Tuesday, December 8, 2009

Budget Busting Bailout

This past weekend at the RPV Advance, I had the opportunity to speak, albeit briefly, with Rep. Eric Cantor (VA 7th) the House Minority Whip. I asked him what current legislation, besides Health Care, in the House needs our attention. Without hesitation he told me “Barney Frank’s Budget Busting Bailout, it would make Bank Bailouts permanent.” The really name for this is the Wall Street Reform and Consumer Protection Act of 2009 (HR 4173) and the House of Representatives will begin considering it as early as tomorrow. This bill is a bundle various legislative acts from Compensation Fairness Act, aka “Say on Pay”, to Financial Stability and Enhancing Prudential Regulation, permanent bailouts for failing banks.

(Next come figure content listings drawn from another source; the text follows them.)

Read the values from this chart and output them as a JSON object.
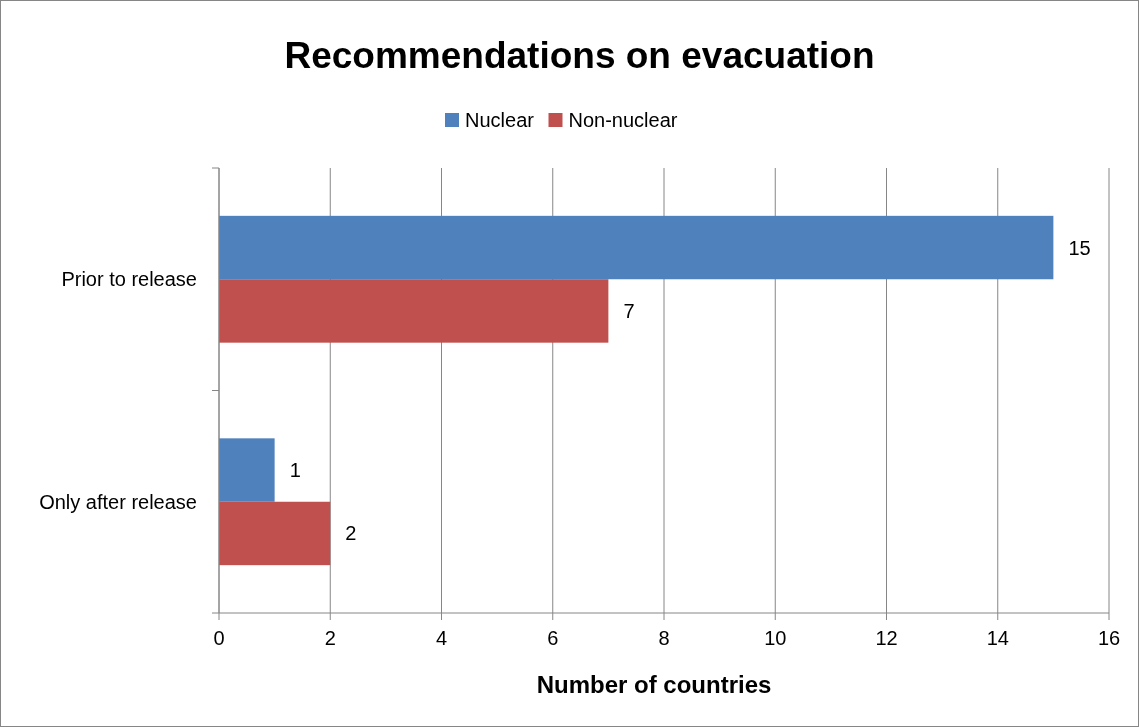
{
  "chart_data": {
    "type": "bar",
    "orientation": "horizontal",
    "title": "Recommendations on evacuation",
    "xlabel": "Number of countries",
    "categories": [
      "Prior to release",
      "Only after release"
    ],
    "series": [
      {
        "name": "Nuclear",
        "color": "#4f81bd",
        "values": [
          15,
          1
        ]
      },
      {
        "name": "Non-nuclear",
        "color": "#c0504d",
        "values": [
          7,
          2
        ]
      }
    ],
    "xlim": [
      0,
      16
    ],
    "xticks": [
      0,
      2,
      4,
      6,
      8,
      10,
      12,
      14,
      16
    ],
    "grid": "x",
    "legend": "top",
    "data_labels": true
  }
}
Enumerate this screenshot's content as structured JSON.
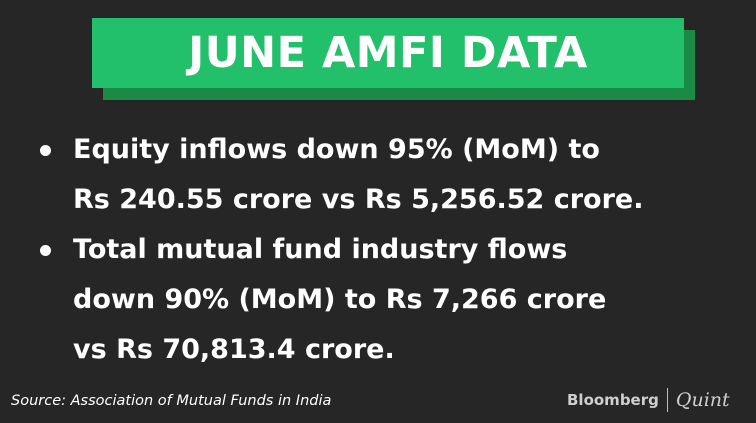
{
  "title": "JUNE AMFI DATA",
  "bullets": [
    {
      "line1": "Equity inflows down 95% (MoM) to",
      "line2": "Rs 240.55 crore vs Rs 5,256.52 crore."
    },
    {
      "line1": "Total mutual fund industry flows",
      "line2": "down 90% (MoM) to Rs 7,266 crore",
      "line3": "vs Rs 70,813.4 crore."
    }
  ],
  "source": "Source: Association of Mutual Funds in India",
  "logo": {
    "brand": "Bloomberg",
    "sub": "Quint"
  },
  "colors": {
    "background": "#262626",
    "title_bg": "#22c06a",
    "title_shadow": "#1c8a47",
    "text": "#ffffff"
  }
}
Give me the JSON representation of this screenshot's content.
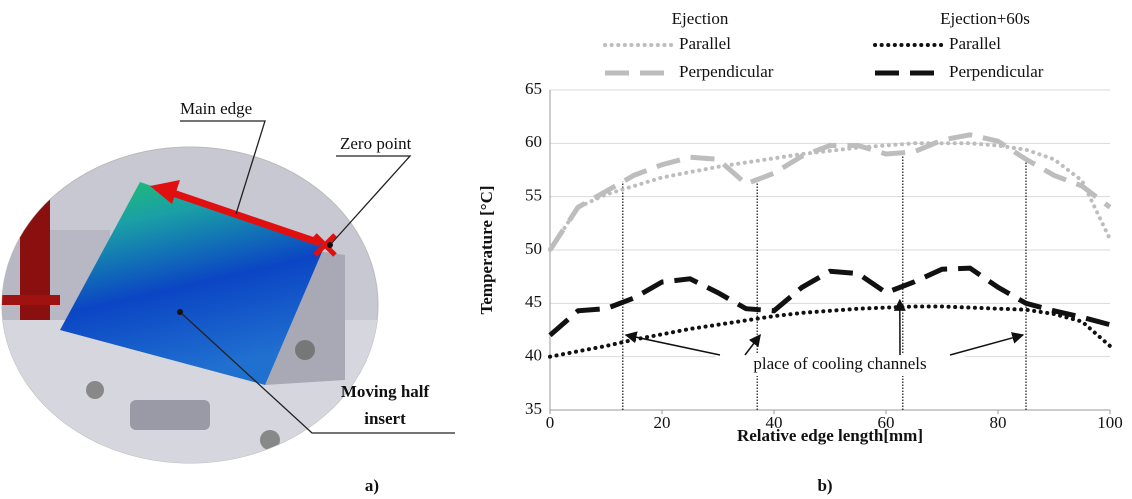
{
  "panel_a": {
    "main_edge": "Main edge",
    "zero_point": "Zero point",
    "moving_half_insert": [
      "Moving half",
      "insert"
    ],
    "caption": "a)"
  },
  "panel_b_caption": "b)",
  "chart_data": {
    "type": "line",
    "xlabel": "Relative edge length[mm]",
    "ylabel": "Temperature [°C]",
    "legend_groups": [
      "Ejection",
      "Ejection+60s"
    ],
    "x": [
      0,
      5,
      10,
      15,
      20,
      25,
      30,
      35,
      40,
      45,
      50,
      55,
      60,
      65,
      70,
      75,
      80,
      85,
      90,
      95,
      100
    ],
    "series": [
      {
        "name": "Parallel",
        "color": "#bdbdbd",
        "style": "dotted",
        "values": [
          50,
          54,
          55.2,
          56,
          56.8,
          57.3,
          57.8,
          58.2,
          58.6,
          59,
          59.3,
          59.6,
          59.8,
          60,
          60,
          60,
          59.8,
          59.4,
          58.5,
          56.5,
          51
        ]
      },
      {
        "name": "Perpendicular",
        "color": "#bdbdbd",
        "style": "dashed",
        "values": [
          50,
          54,
          55.5,
          57,
          58,
          58.7,
          58.5,
          56.2,
          57.2,
          58.8,
          59.8,
          59.8,
          59,
          59.2,
          60.3,
          60.8,
          60.2,
          58.5,
          57,
          56,
          54
        ]
      },
      {
        "name": "Parallel",
        "color": "#111111",
        "style": "dotted",
        "values": [
          40,
          40.5,
          41,
          41.6,
          42.1,
          42.6,
          43,
          43.4,
          43.8,
          44.1,
          44.3,
          44.5,
          44.6,
          44.7,
          44.7,
          44.6,
          44.5,
          44.4,
          44,
          43.3,
          41
        ]
      },
      {
        "name": "Perpendicular",
        "color": "#111111",
        "style": "dashed",
        "values": [
          42,
          44.3,
          44.5,
          45.5,
          47,
          47.3,
          46,
          44.5,
          44.3,
          46.5,
          48,
          47.8,
          46,
          47,
          48.2,
          48.3,
          46.5,
          45,
          44.3,
          43.7,
          43
        ]
      }
    ],
    "cooling_channels": [
      13,
      37,
      63,
      85
    ],
    "annotation": "place of cooling channels",
    "xlim": [
      0,
      100
    ],
    "xticks": [
      0,
      20,
      40,
      60,
      80,
      100
    ],
    "ylim": [
      35,
      65
    ],
    "yticks": [
      35,
      40,
      45,
      50,
      55,
      60,
      65
    ],
    "grid": true
  }
}
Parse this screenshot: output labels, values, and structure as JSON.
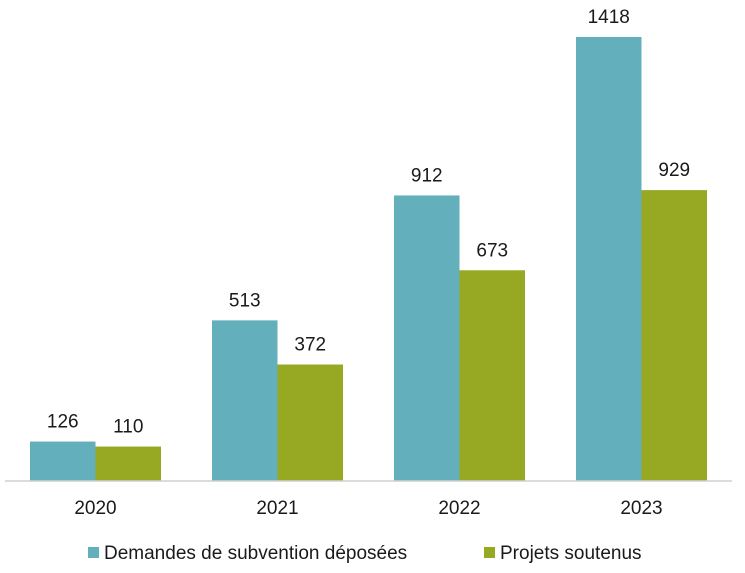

This legislation claims to end the “too big to fail” bailout, however what really happens is the federal government is creating an oversight council to monitor the market place to identify stability threats. The Federal Reserve will act as an agent to the council and will have extended powers, but as a trade off the General Accountability Office enhanced authority to examine the Board of Governors of the Federal Reserve and the Federal Reserve Banks to provide greater transparency.

O.k. that sound all well and good, but for those of us who have been paying attention one of the things we have been asking for is to Audit the Federal Reserve, HR 1207. Audit the Fed would be a great first step in providing economic stability. As far as the permanent bailout, if the Council determines that a “big bank” is failing it will have the authority to step in to provide for an “orderly dissolution” of the failing firm. That shareholder and unsecured creditors will bear the losses. If I could interject with the facts, for a minute, isn’t that what happens now?? The market will bear the risk, not the taxpayers. This does not make sense, until you get to the last bullet point on the summary of the bill.

There is no bailouts for failing institutions. If the financial assistance is necessary for orderly dissolution, industry will pay for it.
o A Systemic Dissolution Fund can be used to help wind down failing financial institutions, but not to preserve them. The fund will be pre-funded by assessments on financial companies with more the $50 billion in assets and by hedge funds with more than $10 billion in assets.



TAH DAH… there’s the tax. It will be penalizing large “too big to fail” companies in the event that they might fail. This is like being given a speeding ticket because you might speed.

We must pay attention to this, Please Please Please contact your Representative and tell them to oppose this legislation.